If your boyfriend or girlfriend doesn’t have a credit history and you want to help, you can share one of your accounts. The account would show up on their credit report, helping them build credit. However, there are two ways to share an account, and it is crucial to know the difference between them. Plus, you do want to weigh the good with the bad when it comes to sharing an account in general.
Authorized user vs. joint account holder
Adding your significant other as an authorized user grants him or her permission to use your credit account (with their own card). But that person is not responsible for the bills and has no power to make changes to the account. That responsibility is all yours. A joint account holder, on the other hand, has equal responsibility for the account, including paying the bill, and has the right to make changes to the account.
If your boyfriend or girlfriend lacks experience with credit, adding them as a joint account holder might not be a good idea. Also, it's hard and getting harder to even find an issuer that will allow a joint account. For those reasons, authorized user status is the most feasible way to go.
Pros and cons to adding an authorized user
Making your partner an authorized user lets you help that person build his or her credit without surrendering too much control over your finances. Still, consider whether your help is necessary and worth the risk. This decision is not to be taken lightly.
You'll help build their credit. Assuming you maintain good credit card habits (on-time payments, low debt-to-income ratio, etc.), that will be reflected on your partner's credit report and help him or her build good credit.

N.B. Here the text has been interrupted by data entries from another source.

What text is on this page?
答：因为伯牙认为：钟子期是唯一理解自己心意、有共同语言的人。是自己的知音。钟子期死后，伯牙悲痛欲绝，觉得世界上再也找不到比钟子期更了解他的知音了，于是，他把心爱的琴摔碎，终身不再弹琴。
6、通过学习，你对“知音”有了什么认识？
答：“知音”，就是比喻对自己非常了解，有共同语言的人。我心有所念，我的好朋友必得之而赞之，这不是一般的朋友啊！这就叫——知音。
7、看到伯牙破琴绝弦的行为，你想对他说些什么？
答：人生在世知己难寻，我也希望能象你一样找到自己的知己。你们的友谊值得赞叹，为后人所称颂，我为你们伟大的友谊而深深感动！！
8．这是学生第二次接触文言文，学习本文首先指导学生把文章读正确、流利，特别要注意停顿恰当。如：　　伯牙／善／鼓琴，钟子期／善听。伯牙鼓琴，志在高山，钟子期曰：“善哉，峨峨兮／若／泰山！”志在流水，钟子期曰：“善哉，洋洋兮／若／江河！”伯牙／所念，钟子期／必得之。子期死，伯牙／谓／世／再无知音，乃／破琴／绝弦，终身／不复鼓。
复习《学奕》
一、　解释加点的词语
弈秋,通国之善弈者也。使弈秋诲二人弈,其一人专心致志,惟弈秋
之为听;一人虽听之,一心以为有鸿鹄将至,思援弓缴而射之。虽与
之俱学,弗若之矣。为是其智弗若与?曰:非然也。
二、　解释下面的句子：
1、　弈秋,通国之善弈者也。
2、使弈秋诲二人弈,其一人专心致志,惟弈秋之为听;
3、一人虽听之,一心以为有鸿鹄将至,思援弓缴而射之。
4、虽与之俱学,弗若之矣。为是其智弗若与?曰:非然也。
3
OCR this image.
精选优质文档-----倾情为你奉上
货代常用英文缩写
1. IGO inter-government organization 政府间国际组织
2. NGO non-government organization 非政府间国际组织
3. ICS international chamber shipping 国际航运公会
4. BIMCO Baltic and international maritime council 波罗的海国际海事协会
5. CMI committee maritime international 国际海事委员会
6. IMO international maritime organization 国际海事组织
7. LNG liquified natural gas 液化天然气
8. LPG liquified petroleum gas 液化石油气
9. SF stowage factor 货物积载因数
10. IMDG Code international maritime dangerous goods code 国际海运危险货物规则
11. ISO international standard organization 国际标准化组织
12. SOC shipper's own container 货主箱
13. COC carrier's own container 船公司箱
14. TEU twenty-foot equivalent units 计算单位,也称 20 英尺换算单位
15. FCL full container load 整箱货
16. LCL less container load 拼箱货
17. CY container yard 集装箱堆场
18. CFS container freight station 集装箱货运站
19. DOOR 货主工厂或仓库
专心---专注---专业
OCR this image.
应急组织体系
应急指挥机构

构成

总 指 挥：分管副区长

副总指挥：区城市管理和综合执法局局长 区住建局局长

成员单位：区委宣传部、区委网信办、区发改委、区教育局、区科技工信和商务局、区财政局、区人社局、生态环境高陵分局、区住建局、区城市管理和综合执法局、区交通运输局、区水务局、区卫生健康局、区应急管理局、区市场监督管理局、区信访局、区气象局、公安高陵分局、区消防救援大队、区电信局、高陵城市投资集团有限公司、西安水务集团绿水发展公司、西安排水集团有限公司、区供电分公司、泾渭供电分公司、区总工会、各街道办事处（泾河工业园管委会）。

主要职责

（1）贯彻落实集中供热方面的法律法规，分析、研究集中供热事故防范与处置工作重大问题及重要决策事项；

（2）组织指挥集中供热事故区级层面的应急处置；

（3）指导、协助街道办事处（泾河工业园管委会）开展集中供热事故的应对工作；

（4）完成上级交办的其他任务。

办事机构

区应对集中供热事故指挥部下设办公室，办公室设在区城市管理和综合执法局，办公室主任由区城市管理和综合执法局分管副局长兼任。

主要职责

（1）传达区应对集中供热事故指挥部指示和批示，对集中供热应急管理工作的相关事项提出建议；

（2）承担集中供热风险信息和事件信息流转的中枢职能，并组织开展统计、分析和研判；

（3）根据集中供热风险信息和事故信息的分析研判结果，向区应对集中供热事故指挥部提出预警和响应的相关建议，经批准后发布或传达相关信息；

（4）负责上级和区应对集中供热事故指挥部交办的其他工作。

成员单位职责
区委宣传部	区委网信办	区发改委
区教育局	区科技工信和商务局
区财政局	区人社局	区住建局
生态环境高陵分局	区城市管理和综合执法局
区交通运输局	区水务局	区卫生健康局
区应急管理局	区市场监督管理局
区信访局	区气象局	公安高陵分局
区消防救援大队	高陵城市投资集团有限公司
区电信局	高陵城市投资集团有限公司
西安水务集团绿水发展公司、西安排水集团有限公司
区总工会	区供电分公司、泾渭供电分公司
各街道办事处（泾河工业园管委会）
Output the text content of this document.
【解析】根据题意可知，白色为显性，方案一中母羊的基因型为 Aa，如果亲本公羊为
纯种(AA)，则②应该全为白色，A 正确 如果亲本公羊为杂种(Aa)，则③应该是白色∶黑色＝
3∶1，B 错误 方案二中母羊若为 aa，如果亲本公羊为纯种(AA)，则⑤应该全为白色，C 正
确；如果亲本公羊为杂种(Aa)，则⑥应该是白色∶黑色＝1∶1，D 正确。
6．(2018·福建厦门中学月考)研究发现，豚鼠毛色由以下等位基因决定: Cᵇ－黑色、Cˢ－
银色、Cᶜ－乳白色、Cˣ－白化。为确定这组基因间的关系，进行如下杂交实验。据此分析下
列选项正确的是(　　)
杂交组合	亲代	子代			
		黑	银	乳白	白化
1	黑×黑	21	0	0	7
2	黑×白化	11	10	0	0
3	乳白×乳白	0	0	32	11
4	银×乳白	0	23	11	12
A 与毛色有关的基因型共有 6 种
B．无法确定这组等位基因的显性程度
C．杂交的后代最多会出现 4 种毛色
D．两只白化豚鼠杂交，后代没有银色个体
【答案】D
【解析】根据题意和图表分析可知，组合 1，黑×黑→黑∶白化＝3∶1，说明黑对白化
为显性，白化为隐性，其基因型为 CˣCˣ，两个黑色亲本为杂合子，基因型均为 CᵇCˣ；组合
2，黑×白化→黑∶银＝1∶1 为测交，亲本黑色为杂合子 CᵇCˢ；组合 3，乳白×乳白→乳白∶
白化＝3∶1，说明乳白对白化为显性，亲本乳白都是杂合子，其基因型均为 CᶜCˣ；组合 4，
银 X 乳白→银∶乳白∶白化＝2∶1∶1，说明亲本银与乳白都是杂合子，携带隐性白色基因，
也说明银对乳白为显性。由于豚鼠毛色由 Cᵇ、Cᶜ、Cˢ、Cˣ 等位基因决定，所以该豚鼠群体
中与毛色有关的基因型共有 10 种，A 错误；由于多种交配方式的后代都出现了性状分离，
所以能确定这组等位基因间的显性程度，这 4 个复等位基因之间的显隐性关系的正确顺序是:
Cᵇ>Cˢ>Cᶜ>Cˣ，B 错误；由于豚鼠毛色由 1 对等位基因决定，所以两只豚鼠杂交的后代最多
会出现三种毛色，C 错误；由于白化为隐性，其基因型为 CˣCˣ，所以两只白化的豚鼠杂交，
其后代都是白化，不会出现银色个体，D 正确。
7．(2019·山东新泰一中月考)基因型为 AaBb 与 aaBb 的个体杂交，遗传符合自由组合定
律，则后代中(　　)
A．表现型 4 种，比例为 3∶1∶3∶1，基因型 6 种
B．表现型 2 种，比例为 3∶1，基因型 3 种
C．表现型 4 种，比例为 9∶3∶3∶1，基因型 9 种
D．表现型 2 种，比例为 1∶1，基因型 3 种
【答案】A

You'll earn more rewards. If it’s a rewards card account, your partner's purchases will earn you more miles, points or cash back. Some credit card companies also give bonus points for adding an authorized user.
You maintain control. As the account holder, you have the power (and responsibility) to control authorized user spending. You can do this two ways. First, if you don’t give them a physical credit card, they can’t spend on your account at all. Some credit card companies will let you choose whether you want a physical card for your authorized user. Otherwise, the authorized user’s card is mailed to the account holder, so you have the option of passing it along or not. Second, your credit card company may allow you to set spending limits for authorized users. If so, you can decide how much your partner is allowed to spend on your account. Since they have no power to make changes to the account, they cannot request a card or change their spending limit.
You're liable for their spending. If your partner has a card and you choose not to set or are unable to set a spending limit, they could easily run up a big bill. Even if they have every intention of being responsible, people have a tendency to spend more money when it’s not their own. This is especially worrisome if you break up. If you don’t remove your ex from your account right away, that person has the power to do a lot of damage to your finances — and won’t be liable for a penny of it.
It could hurt your credit. Your partner could max out your account or even just put a high balance on it. Since the amount of debt you have is a major factor in your credit score, that could have a negative impact on your credit.
It could hurt their credit. On the flip side, if your credit card habits aren’t so great, it could hurt your partner's credit. Missing or late payments or high balances will have the same negative impact on their score. Also, when you remove your partner from your account, their credit score could drop. Encourage your partner to opens their own account once they establish credit so they can continue building their score.
If you take the proper precautions, you can easily add your boyfriend or girlfriend as an authorized user, help them build credit, and protect your credit at the same time. Without the proper precautions, though, it could just as easily hurt you both.